Positive le dichiarazioni anche di “Procida per tutti” che in una nota scrive: “Accogliamo con piacere la notizia che Procida risulta tra le prime 10 candidate a Capitale della Cultura 2022. Un progetto rispetto al quale non abbiamo risparmiato, ai suoi albori, critiche di gestione, ma che abbiamo sempre considerato per quello che è: un’opportunità per tutti. Questo risultato non può quindi che farci piacere come potenziale veicolo di crescita per tutta la comunità. Auspichiamo un percorso condiviso che dia la possibilità a tutte le diverse realtà presenti sul territorio di rappresentare la propria identità, per scambiare idee e proposte e raggiungere congiuntamente un obiettivo che fa, e deve fare, bene all’isola tutta. Forza Procida!”

Il direttore della candidatura di Procida Agostino Riitano, già project manager supervisore di Matera Capitale Europea della Cultura, commenta il risultato: “Abbiamo elaborato un progetto che ha coinvolto l’intera comunità procidana, artisti, intellettuali italiani e internazionali, generando una visione di società improntata sull’accoglienza, l’inclusione, la cultura, l’arte, l’ambiente e il paesaggio.  Abbiamo pensato come isole, perché le isole sono come le idee. Deserte, affascinanti. Operano come riserve, catturano le storie e danno riparo agli uomini sin dalla creazione del primo poema. Abbiamo usato quello che avevano per iniziare a immaginare: il silenzio, la lentezza e la qualità della vita. Essere tra le dieci città finaliste per noi è già una vittoria, perchè non abbiamo ceduto alle paure, anche se ne abbiamo avute tante. Crediamo fortemente che la cultura possa prendersi cura delle cicatrici sociali che abbiamo riportato in questi mesi di grande difficoltà. Il tema della candidatura, che abbiamo scelto prima dell’avvento della pandemia, La Cultura non Isola, oggi più che mai ne siamo fortemente convinti e continueremo a lavorare affinché grazie alla cultura nessuno resti escluso”.

Pieno sostegno arriva anche dal mondo imprenditoriale. “Bene l’isola di Procida, che è tra le dieci città finaliste, l’unica della Campania, candidate a diventare Capitale italiana della cultura per il 2022.  Spiace per Castellammare di Stabia. Ora però pieno sostegno a Procida e impegno della filiera economica turistica a sostegno della candidatura – sottolinea il presidente Abbac GuestItaly Agostino Ingenito – Va valorizzata l’eccezionale incubatore culturale e naturalistico dell’isola e il suo rilancio come destinazione di turismo sostenibile.
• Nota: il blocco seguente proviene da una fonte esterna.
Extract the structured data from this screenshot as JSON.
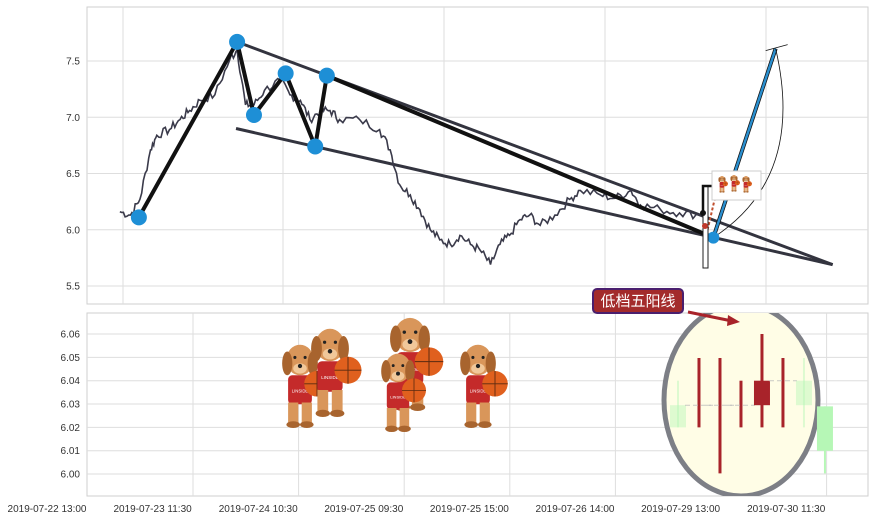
{
  "chart_data": [
    {
      "type": "line",
      "panel": "top",
      "x_tick_labels": [
        "2019-07-22 13:00",
        "2019-07-23 11:30",
        "2019-07-24 10:30",
        "2019-07-25 09:30",
        "2019-07-25 15:00",
        "2019-07-26 14:00",
        "2019-07-29 13:00",
        "2019-07-30 11:30"
      ],
      "x_unit_note": "x values are positions on the x-tick-label index scale",
      "ylim": [
        5.34,
        7.98
      ],
      "y_ticks": [
        "5.5",
        "6.0",
        "6.5",
        "7.0",
        "7.5"
      ],
      "grid": true,
      "price_series": [
        [
          0.69,
          6.16
        ],
        [
          0.79,
          6.13
        ],
        [
          0.88,
          6.27
        ],
        [
          0.98,
          6.71
        ],
        [
          1.04,
          6.84
        ],
        [
          1.16,
          6.89
        ],
        [
          1.26,
          6.98
        ],
        [
          1.35,
          7.06
        ],
        [
          1.45,
          7.15
        ],
        [
          1.59,
          7.2
        ],
        [
          1.73,
          7.51
        ],
        [
          1.8,
          7.6
        ],
        [
          1.88,
          7.11
        ],
        [
          1.96,
          7.11
        ],
        [
          2.06,
          7.24
        ],
        [
          2.21,
          7.33
        ],
        [
          2.3,
          7.2
        ],
        [
          2.4,
          7.15
        ],
        [
          2.49,
          6.98
        ],
        [
          2.59,
          7.06
        ],
        [
          2.68,
          7.06
        ],
        [
          2.77,
          6.98
        ],
        [
          2.96,
          6.98
        ],
        [
          3.15,
          6.89
        ],
        [
          3.25,
          6.71
        ],
        [
          3.34,
          6.4
        ],
        [
          3.44,
          6.31
        ],
        [
          3.53,
          6.18
        ],
        [
          3.63,
          6.0
        ],
        [
          3.72,
          5.91
        ],
        [
          3.82,
          5.87
        ],
        [
          3.91,
          5.95
        ],
        [
          4.01,
          5.87
        ],
        [
          4.1,
          5.82
        ],
        [
          4.2,
          5.69
        ],
        [
          4.29,
          5.87
        ],
        [
          4.38,
          5.95
        ],
        [
          4.48,
          6.09
        ],
        [
          4.57,
          6.13
        ],
        [
          4.67,
          6.04
        ],
        [
          4.81,
          6.13
        ],
        [
          4.95,
          6.27
        ],
        [
          5.05,
          6.35
        ],
        [
          5.24,
          6.31
        ],
        [
          5.38,
          6.28
        ],
        [
          5.53,
          6.35
        ],
        [
          5.62,
          6.22
        ],
        [
          5.81,
          6.18
        ],
        [
          5.99,
          6.15
        ],
        [
          6.18,
          6.13
        ]
      ],
      "pivot_points": [
        [
          0.87,
          6.11
        ],
        [
          1.8,
          7.67
        ],
        [
          1.96,
          7.02
        ],
        [
          2.26,
          7.39
        ],
        [
          2.54,
          6.74
        ],
        [
          2.65,
          7.37
        ],
        [
          6.31,
          5.93
        ]
      ],
      "trend_lines": [
        {
          "from": [
            1.8,
            7.67
          ],
          "to": [
            7.44,
            5.69
          ]
        },
        {
          "from": [
            1.79,
            6.9
          ],
          "to": [
            7.44,
            5.69
          ]
        },
        {
          "from": [
            2.65,
            7.37
          ],
          "to": [
            6.31,
            5.93
          ]
        }
      ],
      "projection_line": {
        "from": [
          6.31,
          5.93
        ],
        "to": [
          6.9,
          7.61
        ]
      },
      "colors": {
        "price": "#3a3a4a",
        "pivot": "#1e8fd6",
        "trend": "#33343f",
        "projection": "#2a8fcf"
      }
    },
    {
      "type": "candlestick",
      "panel": "bottom",
      "ylim": [
        5.9906,
        6.069
      ],
      "y_ticks": [
        "6.00",
        "6.01",
        "6.02",
        "6.03",
        "6.04",
        "6.05",
        "6.06"
      ],
      "grid": true,
      "candles": [
        {
          "x": 6.0,
          "open": 6.0295,
          "close": 6.02,
          "high": 6.04,
          "low": 6.02,
          "faded": true
        },
        {
          "x": 6.2,
          "open": 6.0295,
          "close": 6.0295,
          "high": 6.0497,
          "low": 6.02
        },
        {
          "x": 6.4,
          "open": 6.0295,
          "close": 6.0295,
          "high": 6.0497,
          "low": 6.0003
        },
        {
          "x": 6.6,
          "open": 6.0295,
          "close": 6.0295,
          "high": 6.04,
          "low": 6.02
        },
        {
          "x": 6.8,
          "open": 6.0295,
          "close": 6.04,
          "high": 6.06,
          "low": 6.02
        },
        {
          "x": 7.0,
          "open": 6.04,
          "close": 6.04,
          "high": 6.0497,
          "low": 6.02
        },
        {
          "x": 7.2,
          "open": 6.04,
          "close": 6.0295,
          "high": 6.0497,
          "low": 6.02,
          "faded": true
        },
        {
          "x": 7.4,
          "open": 6.029,
          "close": 6.01,
          "high": 6.029,
          "low": 6.0003
        }
      ],
      "colors": {
        "up": "#a8232a",
        "down": "#b6f7b6",
        "highlight_fill": "#fffde6",
        "highlight_ring": "#7d7f86"
      }
    }
  ],
  "annotation": {
    "label": "低档五阳线",
    "bg": "#a32b2b",
    "border": "#4a1f6e",
    "arrow": "#a8232a"
  },
  "decoration": {
    "image": "cartoon dogs holding basketballs"
  }
}
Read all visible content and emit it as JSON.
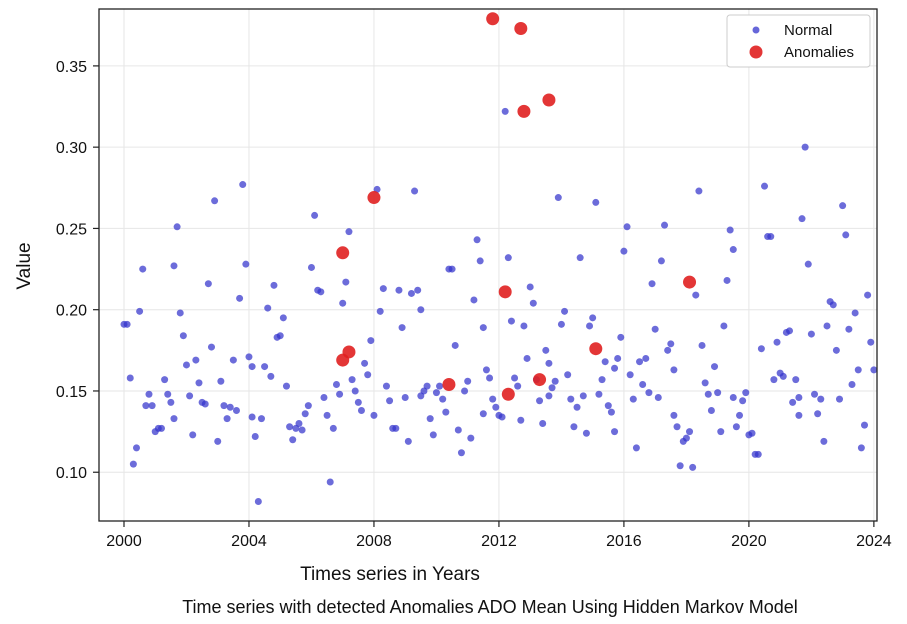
{
  "chart_data": {
    "type": "scatter",
    "title": "",
    "caption": "Time series with detected Anomalies ADO Mean Using Hidden Markov Model",
    "xlabel": "Times series in Years",
    "ylabel": "Value",
    "xlim": [
      1999.2,
      2024.1
    ],
    "ylim": [
      0.07,
      0.385
    ],
    "x_ticks": [
      "2000",
      "2004",
      "2008",
      "2012",
      "2016",
      "2020",
      "2024"
    ],
    "y_ticks": [
      "0.10",
      "0.15",
      "0.20",
      "0.25",
      "0.30",
      "0.35"
    ],
    "grid": true,
    "legend_position": "top-right",
    "series": [
      {
        "name": "Normal",
        "color": "#3333cc",
        "marker": "small-circle",
        "points": [
          [
            2000.0,
            0.191
          ],
          [
            2000.1,
            0.191
          ],
          [
            2000.2,
            0.158
          ],
          [
            2000.3,
            0.105
          ],
          [
            2000.4,
            0.115
          ],
          [
            2000.5,
            0.199
          ],
          [
            2000.6,
            0.225
          ],
          [
            2000.7,
            0.141
          ],
          [
            2000.8,
            0.148
          ],
          [
            2000.9,
            0.141
          ],
          [
            2001.0,
            0.125
          ],
          [
            2001.1,
            0.127
          ],
          [
            2001.2,
            0.127
          ],
          [
            2001.3,
            0.157
          ],
          [
            2001.4,
            0.148
          ],
          [
            2001.5,
            0.143
          ],
          [
            2001.6,
            0.133
          ],
          [
            2001.6,
            0.227
          ],
          [
            2001.7,
            0.251
          ],
          [
            2001.8,
            0.198
          ],
          [
            2001.9,
            0.184
          ],
          [
            2002.0,
            0.166
          ],
          [
            2002.1,
            0.147
          ],
          [
            2002.2,
            0.123
          ],
          [
            2002.3,
            0.169
          ],
          [
            2002.4,
            0.155
          ],
          [
            2002.5,
            0.143
          ],
          [
            2002.6,
            0.142
          ],
          [
            2002.7,
            0.216
          ],
          [
            2002.8,
            0.177
          ],
          [
            2002.9,
            0.267
          ],
          [
            2003.0,
            0.119
          ],
          [
            2003.1,
            0.156
          ],
          [
            2003.2,
            0.141
          ],
          [
            2003.3,
            0.133
          ],
          [
            2003.4,
            0.14
          ],
          [
            2003.5,
            0.169
          ],
          [
            2003.6,
            0.138
          ],
          [
            2003.7,
            0.207
          ],
          [
            2003.8,
            0.277
          ],
          [
            2003.9,
            0.228
          ],
          [
            2004.0,
            0.171
          ],
          [
            2004.1,
            0.165
          ],
          [
            2004.1,
            0.134
          ],
          [
            2004.2,
            0.122
          ],
          [
            2004.3,
            0.082
          ],
          [
            2004.4,
            0.133
          ],
          [
            2004.5,
            0.165
          ],
          [
            2004.6,
            0.201
          ],
          [
            2004.7,
            0.159
          ],
          [
            2004.8,
            0.215
          ],
          [
            2004.9,
            0.183
          ],
          [
            2005.0,
            0.184
          ],
          [
            2005.1,
            0.195
          ],
          [
            2005.2,
            0.153
          ],
          [
            2005.3,
            0.128
          ],
          [
            2005.4,
            0.12
          ],
          [
            2005.5,
            0.127
          ],
          [
            2005.6,
            0.13
          ],
          [
            2005.7,
            0.126
          ],
          [
            2005.8,
            0.136
          ],
          [
            2005.9,
            0.141
          ],
          [
            2006.0,
            0.226
          ],
          [
            2006.1,
            0.258
          ],
          [
            2006.2,
            0.212
          ],
          [
            2006.3,
            0.211
          ],
          [
            2006.4,
            0.146
          ],
          [
            2006.5,
            0.135
          ],
          [
            2006.6,
            0.094
          ],
          [
            2006.7,
            0.127
          ],
          [
            2006.8,
            0.154
          ],
          [
            2006.9,
            0.148
          ],
          [
            2007.0,
            0.204
          ],
          [
            2007.1,
            0.217
          ],
          [
            2007.2,
            0.248
          ],
          [
            2007.3,
            0.157
          ],
          [
            2007.4,
            0.15
          ],
          [
            2007.5,
            0.143
          ],
          [
            2007.6,
            0.138
          ],
          [
            2007.7,
            0.167
          ],
          [
            2007.8,
            0.16
          ],
          [
            2007.9,
            0.181
          ],
          [
            2008.0,
            0.135
          ],
          [
            2008.1,
            0.274
          ],
          [
            2008.2,
            0.199
          ],
          [
            2008.3,
            0.213
          ],
          [
            2008.4,
            0.153
          ],
          [
            2008.5,
            0.144
          ],
          [
            2008.6,
            0.127
          ],
          [
            2008.7,
            0.127
          ],
          [
            2008.8,
            0.212
          ],
          [
            2008.9,
            0.189
          ],
          [
            2009.0,
            0.146
          ],
          [
            2009.1,
            0.119
          ],
          [
            2009.2,
            0.21
          ],
          [
            2009.3,
            0.273
          ],
          [
            2009.4,
            0.212
          ],
          [
            2009.5,
            0.2
          ],
          [
            2009.6,
            0.15
          ],
          [
            2009.7,
            0.153
          ],
          [
            2009.8,
            0.133
          ],
          [
            2009.9,
            0.123
          ],
          [
            2010.0,
            0.149
          ],
          [
            2010.1,
            0.153
          ],
          [
            2010.2,
            0.145
          ],
          [
            2010.3,
            0.137
          ],
          [
            2010.4,
            0.225
          ],
          [
            2010.5,
            0.225
          ],
          [
            2010.6,
            0.178
          ],
          [
            2010.7,
            0.126
          ],
          [
            2010.8,
            0.112
          ],
          [
            2010.9,
            0.15
          ],
          [
            2011.0,
            0.156
          ],
          [
            2011.1,
            0.121
          ],
          [
            2011.2,
            0.206
          ],
          [
            2011.3,
            0.243
          ],
          [
            2011.4,
            0.23
          ],
          [
            2011.5,
            0.189
          ],
          [
            2011.6,
            0.163
          ],
          [
            2011.7,
            0.158
          ],
          [
            2011.8,
            0.145
          ],
          [
            2011.9,
            0.14
          ],
          [
            2012.0,
            0.135
          ],
          [
            2012.1,
            0.134
          ],
          [
            2012.2,
            0.322
          ],
          [
            2012.3,
            0.232
          ],
          [
            2012.4,
            0.193
          ],
          [
            2012.5,
            0.158
          ],
          [
            2012.6,
            0.153
          ],
          [
            2012.7,
            0.132
          ],
          [
            2012.8,
            0.19
          ],
          [
            2012.9,
            0.17
          ],
          [
            2013.0,
            0.214
          ],
          [
            2013.1,
            0.204
          ],
          [
            2013.2,
            0.157
          ],
          [
            2013.3,
            0.144
          ],
          [
            2013.4,
            0.13
          ],
          [
            2013.5,
            0.175
          ],
          [
            2013.6,
            0.167
          ],
          [
            2013.7,
            0.152
          ],
          [
            2013.8,
            0.156
          ],
          [
            2013.9,
            0.269
          ],
          [
            2014.0,
            0.191
          ],
          [
            2014.1,
            0.199
          ],
          [
            2014.2,
            0.16
          ],
          [
            2014.3,
            0.145
          ],
          [
            2014.4,
            0.128
          ],
          [
            2014.5,
            0.14
          ],
          [
            2014.6,
            0.232
          ],
          [
            2014.7,
            0.147
          ],
          [
            2014.8,
            0.124
          ],
          [
            2014.9,
            0.19
          ],
          [
            2015.0,
            0.195
          ],
          [
            2015.1,
            0.266
          ],
          [
            2015.2,
            0.148
          ],
          [
            2015.3,
            0.157
          ],
          [
            2015.4,
            0.168
          ],
          [
            2015.5,
            0.141
          ],
          [
            2015.6,
            0.137
          ],
          [
            2015.7,
            0.125
          ],
          [
            2015.8,
            0.17
          ],
          [
            2015.9,
            0.183
          ],
          [
            2016.0,
            0.236
          ],
          [
            2016.1,
            0.251
          ],
          [
            2016.2,
            0.16
          ],
          [
            2016.3,
            0.145
          ],
          [
            2016.4,
            0.115
          ],
          [
            2016.5,
            0.168
          ],
          [
            2016.6,
            0.154
          ],
          [
            2016.7,
            0.17
          ],
          [
            2016.8,
            0.149
          ],
          [
            2016.9,
            0.216
          ],
          [
            2017.0,
            0.188
          ],
          [
            2017.1,
            0.146
          ],
          [
            2017.2,
            0.23
          ],
          [
            2017.3,
            0.252
          ],
          [
            2017.4,
            0.175
          ],
          [
            2017.5,
            0.179
          ],
          [
            2017.6,
            0.135
          ],
          [
            2017.7,
            0.128
          ],
          [
            2017.8,
            0.104
          ],
          [
            2017.9,
            0.119
          ],
          [
            2018.0,
            0.121
          ],
          [
            2018.1,
            0.125
          ],
          [
            2018.2,
            0.103
          ],
          [
            2018.3,
            0.209
          ],
          [
            2018.4,
            0.273
          ],
          [
            2018.5,
            0.178
          ],
          [
            2018.6,
            0.155
          ],
          [
            2018.7,
            0.148
          ],
          [
            2018.8,
            0.138
          ],
          [
            2018.9,
            0.165
          ],
          [
            2019.0,
            0.149
          ],
          [
            2019.1,
            0.125
          ],
          [
            2019.2,
            0.19
          ],
          [
            2019.3,
            0.218
          ],
          [
            2019.4,
            0.249
          ],
          [
            2019.5,
            0.237
          ],
          [
            2019.6,
            0.128
          ],
          [
            2019.7,
            0.135
          ],
          [
            2019.8,
            0.144
          ],
          [
            2019.9,
            0.149
          ],
          [
            2020.0,
            0.123
          ],
          [
            2020.1,
            0.124
          ],
          [
            2020.2,
            0.111
          ],
          [
            2020.3,
            0.111
          ],
          [
            2020.4,
            0.176
          ],
          [
            2020.5,
            0.276
          ],
          [
            2020.6,
            0.245
          ],
          [
            2020.7,
            0.245
          ],
          [
            2020.8,
            0.157
          ],
          [
            2020.9,
            0.18
          ],
          [
            2021.0,
            0.161
          ],
          [
            2021.1,
            0.159
          ],
          [
            2021.2,
            0.186
          ],
          [
            2021.3,
            0.187
          ],
          [
            2021.4,
            0.143
          ],
          [
            2021.5,
            0.157
          ],
          [
            2021.6,
            0.135
          ],
          [
            2021.7,
            0.256
          ],
          [
            2021.8,
            0.3
          ],
          [
            2021.9,
            0.228
          ],
          [
            2022.0,
            0.185
          ],
          [
            2022.1,
            0.148
          ],
          [
            2022.2,
            0.136
          ],
          [
            2022.3,
            0.145
          ],
          [
            2022.4,
            0.119
          ],
          [
            2022.5,
            0.19
          ],
          [
            2022.6,
            0.205
          ],
          [
            2022.7,
            0.203
          ],
          [
            2022.8,
            0.175
          ],
          [
            2022.9,
            0.145
          ],
          [
            2023.0,
            0.264
          ],
          [
            2023.1,
            0.246
          ],
          [
            2023.2,
            0.188
          ],
          [
            2023.3,
            0.154
          ],
          [
            2023.4,
            0.198
          ],
          [
            2023.5,
            0.163
          ],
          [
            2023.6,
            0.115
          ],
          [
            2023.7,
            0.129
          ],
          [
            2023.8,
            0.209
          ],
          [
            2023.9,
            0.18
          ],
          [
            2024.0,
            0.163
          ],
          [
            2021.6,
            0.146
          ],
          [
            2019.5,
            0.146
          ],
          [
            2017.6,
            0.163
          ],
          [
            2015.7,
            0.164
          ],
          [
            2013.6,
            0.147
          ],
          [
            2011.5,
            0.136
          ],
          [
            2009.5,
            0.147
          ]
        ]
      },
      {
        "name": "Anomalies",
        "color": "#e02020",
        "marker": "large-circle",
        "points": [
          [
            2007.0,
            0.235
          ],
          [
            2007.0,
            0.169
          ],
          [
            2007.2,
            0.174
          ],
          [
            2008.0,
            0.269
          ],
          [
            2010.4,
            0.154
          ],
          [
            2011.8,
            0.379
          ],
          [
            2012.2,
            0.211
          ],
          [
            2012.3,
            0.148
          ],
          [
            2012.7,
            0.373
          ],
          [
            2012.8,
            0.322
          ],
          [
            2013.3,
            0.157
          ],
          [
            2013.6,
            0.329
          ],
          [
            2015.1,
            0.176
          ],
          [
            2018.1,
            0.217
          ]
        ]
      }
    ]
  }
}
Abbiamo estremo bisogno che parta proprio dalla nostra terra, quella voglia di riscatto dal covid e avvio di un nuovo percorso di fruizione turistica. Già dalle prossime ore – conclude il presidente Abbac GuestItal – attiveremo la rete dell’ospitalità diffusa del territorio con un webinar e incontri online e iniziative con l’obiettivo di costruire quel percorso auspicato dagli organizzatori e promotori. Ci rendiamo garanti del sostegno e di condividere gli obiettivi”.